Like, it's a fucking academic field, it's not a bunch of bureaucrats in Downtown Head Office just fucking with history to make a point. Any multiple of legitimate reasons exist to revise the historical record, from the Obvious of new data coming to light, or new methods of cataloguing and working with old data, to a culture previously relegated to the backwater achieving national prominence and a focus on their history that was previously unremarked on and wasn't bothered with by academia, to other fields of science opening up new possibilities of data collection, like DNA samples (as opposed to like, finding a new stone tool that changes when humans first entered an area, which would be an example of new data, this is new *types* of data) to debates about causation; The facts aren't in dispute, A happened then B happened then C happened, but whether A caused B caused C or B and C were both caused by A or if they were all caused by like, sub-A or something that was previously considered unimportant?
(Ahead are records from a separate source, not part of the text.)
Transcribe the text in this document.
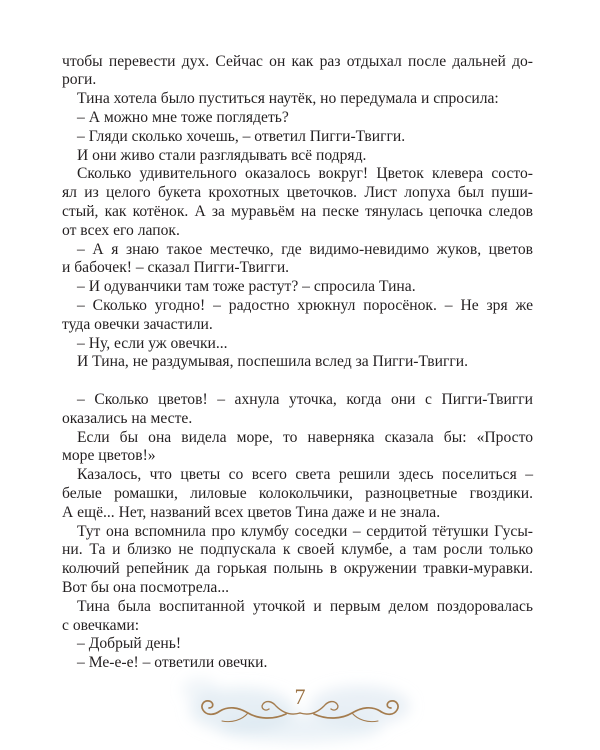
чтобы перевести дух. Сейчас он как раз отдыхал после дальней до-
роги.
Тина хотела было пуститься наутёк, но передумала и спросила:
– А можно мне тоже поглядеть?
– Гляди сколько хочешь, – ответил Пигги-Твигги.
И они живо стали разглядывать всё подряд.
Сколько удивительного оказалось вокруг! Цветок клевера состо-
ял из целого букета крохотных цветочков. Лист лопуха был пуши-
стый, как котёнок. А за муравьём на песке тянулась цепочка следов
от всех его лапок.
– А я знаю такое местечко, где видимо-невидимо жуков, цветов
и бабочек! – сказал Пигги-Твигги.
– И одуванчики там тоже растут? – спросила Тина.
– Сколько угодно! – радостно хрюкнул поросёнок. – Не зря же
туда овечки зачастили.
– Ну, если уж овечки...
И Тина, не раздумывая, поспешила вслед за Пигги-Твигги.
– Сколько цветов! – ахнула уточка, когда они с Пигги-Твигги
оказались на месте.
Если бы она видела море, то наверняка сказала бы: «Просто
море цветов!»
Казалось, что цветы со всего света решили здесь поселиться –
белые ромашки, лиловые колокольчики, разноцветные гвоздики.
А ещё... Нет, названий всех цветов Тина даже и не знала.
Тут она вспомнила про клумбу соседки – сердитой тётушки Гусы-
ни. Та и близко не подпускала к своей клумбе, а там росли только
колючий репейник да горькая полынь в окружении травки-муравки.
Вот бы она посмотрела...
Тина была воспитанной уточкой и первым делом поздоровалась
с овечками:
– Добрый день!
– Ме-е-е! – ответили овечки.
7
That's stuff that can and should be thought about, debated, revised, and worked on.
And that's not even getting into that it's less A B and C, and more B, F, and H, and all the intervening letters are just not focused on as "unimportant," historical revisionism could just as easily be going through those unimportant events and shining new light on them and going "see, yeah, this actually matters, doods."
You know who else hated historical revisionism? HITLER!